Variant annotation and filtering

The variant effect predictor (VEP version 76) (McLaren et al. 2016) was used to annotate all variants for their predicted impact on Ensembl gene transcripts and their frequency in Ashkenazi Jewish (gnomAD-AJ) individuals (n = 4925) and non-Finnish European (gnomAD-NFE) individuals (n = 55,860) from the gnomAD exome database (Lek et al. 2016) (http://gnomad.broadinstitute.org). Missense variants were annotated for their predicted deleteriousness according to CAROL (Lopes et al. 2012). Custom-made scripts were used to further annotate each variant with their CADD score (Kircher et al. 2014) and their frequency in a cohort of 500 non-IBD unrelated individuals from amongst the jointly processed UCLex samples that were most proximal to the sequenced AJs based on principal component analysis (UCLex-pAJ), as defined below. A variant was considered potentially pathogenic, and hence included, if it was a frameshift, start loss, stop gain, splice site acceptor/donor variant, or a missense variant which was predicted to be damaging by CAROL and had a CADD score ≥ 20. Variants were filtered based on their population frequency using all of gnomAD-AJ, gnomAD-NFE and UCLex-pAJ; variants were considered as either very rare (AF < 0.005), rare (AF < 0.05) or common (AF > 0.05). If the reference genome carried the minor allele, then genotypes and population allele frequencies were flipped.

Quality control

Sex

The ascertained sex of each sample was verified by the homozygosity rate of common variants on the non-pseudoautosomal regions of the X chromosome (Supplementary Fig. 2).

Relatedness

KING (Manichaikul et al. 2010) was used to calculate a kinship coefficient for each pair of samples based on common variants to identify duplicates and verify the ascertained family pedigrees.

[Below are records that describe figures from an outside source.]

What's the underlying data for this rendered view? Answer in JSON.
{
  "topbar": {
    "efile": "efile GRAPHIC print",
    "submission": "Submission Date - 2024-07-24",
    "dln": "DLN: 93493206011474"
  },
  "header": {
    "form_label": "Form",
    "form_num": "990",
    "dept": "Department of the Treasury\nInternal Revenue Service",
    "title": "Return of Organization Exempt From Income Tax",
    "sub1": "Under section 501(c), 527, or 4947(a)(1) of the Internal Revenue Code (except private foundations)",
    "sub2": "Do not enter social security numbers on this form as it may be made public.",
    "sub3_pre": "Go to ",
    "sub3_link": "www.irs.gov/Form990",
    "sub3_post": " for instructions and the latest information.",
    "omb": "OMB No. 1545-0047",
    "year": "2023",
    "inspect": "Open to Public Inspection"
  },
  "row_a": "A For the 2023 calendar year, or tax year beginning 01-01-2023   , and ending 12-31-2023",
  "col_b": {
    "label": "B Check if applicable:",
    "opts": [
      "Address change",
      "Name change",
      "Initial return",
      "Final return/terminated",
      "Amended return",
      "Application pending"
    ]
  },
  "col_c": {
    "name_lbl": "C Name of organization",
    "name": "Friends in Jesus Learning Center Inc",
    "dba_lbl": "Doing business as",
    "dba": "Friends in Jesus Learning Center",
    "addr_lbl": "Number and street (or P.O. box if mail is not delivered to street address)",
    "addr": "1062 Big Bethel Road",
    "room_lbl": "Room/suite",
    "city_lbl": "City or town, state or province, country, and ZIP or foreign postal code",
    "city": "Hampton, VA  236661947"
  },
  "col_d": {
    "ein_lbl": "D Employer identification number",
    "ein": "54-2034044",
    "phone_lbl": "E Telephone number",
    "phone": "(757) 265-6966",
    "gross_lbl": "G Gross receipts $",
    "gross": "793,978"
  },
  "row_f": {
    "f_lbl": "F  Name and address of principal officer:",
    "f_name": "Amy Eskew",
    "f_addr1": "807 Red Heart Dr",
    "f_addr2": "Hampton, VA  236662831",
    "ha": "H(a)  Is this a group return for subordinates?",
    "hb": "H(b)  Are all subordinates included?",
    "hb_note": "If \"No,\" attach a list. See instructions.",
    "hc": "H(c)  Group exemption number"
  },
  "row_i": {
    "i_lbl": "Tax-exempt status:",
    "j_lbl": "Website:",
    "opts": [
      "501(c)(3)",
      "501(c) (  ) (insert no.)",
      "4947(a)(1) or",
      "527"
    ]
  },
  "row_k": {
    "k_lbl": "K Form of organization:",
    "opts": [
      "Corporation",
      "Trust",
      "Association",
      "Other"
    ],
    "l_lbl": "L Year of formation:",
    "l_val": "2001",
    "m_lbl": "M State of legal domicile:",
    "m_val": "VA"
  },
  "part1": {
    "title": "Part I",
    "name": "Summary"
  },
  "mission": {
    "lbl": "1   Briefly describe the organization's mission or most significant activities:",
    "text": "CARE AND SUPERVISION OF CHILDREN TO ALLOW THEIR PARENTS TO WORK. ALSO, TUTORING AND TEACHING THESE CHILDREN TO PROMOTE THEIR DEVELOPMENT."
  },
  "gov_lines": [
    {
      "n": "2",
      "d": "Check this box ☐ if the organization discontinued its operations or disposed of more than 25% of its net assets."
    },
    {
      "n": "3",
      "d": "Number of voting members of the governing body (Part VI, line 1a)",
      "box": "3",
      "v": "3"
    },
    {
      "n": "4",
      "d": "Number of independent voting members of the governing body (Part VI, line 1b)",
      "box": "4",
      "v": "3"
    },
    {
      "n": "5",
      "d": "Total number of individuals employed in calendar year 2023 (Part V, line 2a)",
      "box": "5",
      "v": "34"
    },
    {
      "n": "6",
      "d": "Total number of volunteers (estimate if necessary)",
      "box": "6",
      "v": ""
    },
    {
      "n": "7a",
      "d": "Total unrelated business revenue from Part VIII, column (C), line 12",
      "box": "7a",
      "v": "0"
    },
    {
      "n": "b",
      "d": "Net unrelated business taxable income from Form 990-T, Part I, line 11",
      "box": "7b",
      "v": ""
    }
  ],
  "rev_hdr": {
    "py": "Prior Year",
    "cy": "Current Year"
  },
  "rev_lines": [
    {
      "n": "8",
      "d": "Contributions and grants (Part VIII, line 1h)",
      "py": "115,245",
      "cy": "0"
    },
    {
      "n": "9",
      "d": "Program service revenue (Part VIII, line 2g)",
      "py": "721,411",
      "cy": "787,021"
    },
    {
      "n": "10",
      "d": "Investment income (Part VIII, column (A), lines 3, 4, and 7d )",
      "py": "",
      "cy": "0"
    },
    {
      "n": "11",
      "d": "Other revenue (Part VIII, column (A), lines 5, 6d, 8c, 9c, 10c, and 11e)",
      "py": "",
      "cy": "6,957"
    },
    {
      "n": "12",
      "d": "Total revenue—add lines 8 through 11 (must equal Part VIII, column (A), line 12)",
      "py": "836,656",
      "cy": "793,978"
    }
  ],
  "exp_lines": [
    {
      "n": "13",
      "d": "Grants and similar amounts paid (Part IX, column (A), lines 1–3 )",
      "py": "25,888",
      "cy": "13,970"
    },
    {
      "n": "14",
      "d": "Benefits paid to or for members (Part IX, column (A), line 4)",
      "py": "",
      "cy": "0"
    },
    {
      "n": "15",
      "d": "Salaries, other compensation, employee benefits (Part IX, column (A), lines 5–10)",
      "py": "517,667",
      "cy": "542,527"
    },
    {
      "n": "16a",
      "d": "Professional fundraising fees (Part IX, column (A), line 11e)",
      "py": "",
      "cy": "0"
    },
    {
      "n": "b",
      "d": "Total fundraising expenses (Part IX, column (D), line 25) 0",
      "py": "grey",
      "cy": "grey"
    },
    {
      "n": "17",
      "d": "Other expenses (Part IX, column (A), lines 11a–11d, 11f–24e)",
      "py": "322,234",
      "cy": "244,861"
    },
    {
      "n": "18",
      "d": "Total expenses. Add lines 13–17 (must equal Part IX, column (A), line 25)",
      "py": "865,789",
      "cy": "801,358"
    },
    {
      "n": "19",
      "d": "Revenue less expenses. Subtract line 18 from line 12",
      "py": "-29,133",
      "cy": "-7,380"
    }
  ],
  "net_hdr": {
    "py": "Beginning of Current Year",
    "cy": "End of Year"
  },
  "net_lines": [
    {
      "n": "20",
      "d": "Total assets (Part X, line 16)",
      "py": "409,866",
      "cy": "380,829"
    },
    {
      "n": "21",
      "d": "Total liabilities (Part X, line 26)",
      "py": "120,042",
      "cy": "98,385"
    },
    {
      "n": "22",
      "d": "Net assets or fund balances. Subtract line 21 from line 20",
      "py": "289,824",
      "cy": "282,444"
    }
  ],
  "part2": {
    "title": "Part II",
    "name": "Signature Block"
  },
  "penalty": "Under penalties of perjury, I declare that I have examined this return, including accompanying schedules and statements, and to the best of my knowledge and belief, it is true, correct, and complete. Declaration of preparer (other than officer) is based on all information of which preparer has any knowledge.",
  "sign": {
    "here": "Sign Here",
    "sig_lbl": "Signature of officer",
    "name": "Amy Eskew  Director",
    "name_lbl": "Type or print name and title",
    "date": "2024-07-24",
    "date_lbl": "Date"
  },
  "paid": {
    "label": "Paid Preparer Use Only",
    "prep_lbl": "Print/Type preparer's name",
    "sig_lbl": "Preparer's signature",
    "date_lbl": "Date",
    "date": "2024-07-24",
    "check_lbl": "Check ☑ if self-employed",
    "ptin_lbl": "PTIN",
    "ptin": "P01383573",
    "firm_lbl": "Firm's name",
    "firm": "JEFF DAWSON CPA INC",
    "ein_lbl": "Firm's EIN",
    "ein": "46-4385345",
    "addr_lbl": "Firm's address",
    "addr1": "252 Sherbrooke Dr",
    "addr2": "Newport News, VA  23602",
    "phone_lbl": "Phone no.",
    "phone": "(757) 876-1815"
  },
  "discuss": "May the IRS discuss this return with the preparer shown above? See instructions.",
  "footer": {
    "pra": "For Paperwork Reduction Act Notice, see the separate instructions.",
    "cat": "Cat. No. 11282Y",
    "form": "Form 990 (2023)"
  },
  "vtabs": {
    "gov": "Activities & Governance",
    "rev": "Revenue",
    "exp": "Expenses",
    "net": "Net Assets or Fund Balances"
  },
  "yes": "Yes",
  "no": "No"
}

Kinship coefficients were mapped to relationships using default thresholds as follows: > 0.354 for duplicate samples/monozygotic twins, 0.177–0.354 for first-degree relatives, 0.0884–0.177 for second-degree relatives, 0.0442–0.0884 for third-degree relatives, and < 0.0442 for unrelated. In addition, a set of unrelated cases and a set of unrelated non-IBD UCLex samples were identified for use in ancestry quality control. A subset of the latter (UCLex-pAJ) was used for variant prioritization and gene burden testing (see “Ancestry” section).

Ancestry

The ascertained ancestry of samples was examined using principal component analysis (PCA) (Supplementary Fig. 3) with the R package FactoMineR (Lê et al. 2008). PCs were calculated from 5409 common independent exome-wide SNPs (Purcell et al. 2014) in 4602 unrelated UCLex samples. These samples include 1092 individuals from the 1000 Genomes Project (1000 Genomes Project Consortium et al. 2015) and 582 unrelated individuals from our cohort (as defined above). The remaining individuals in our cohort were projected onto the calculated PCs.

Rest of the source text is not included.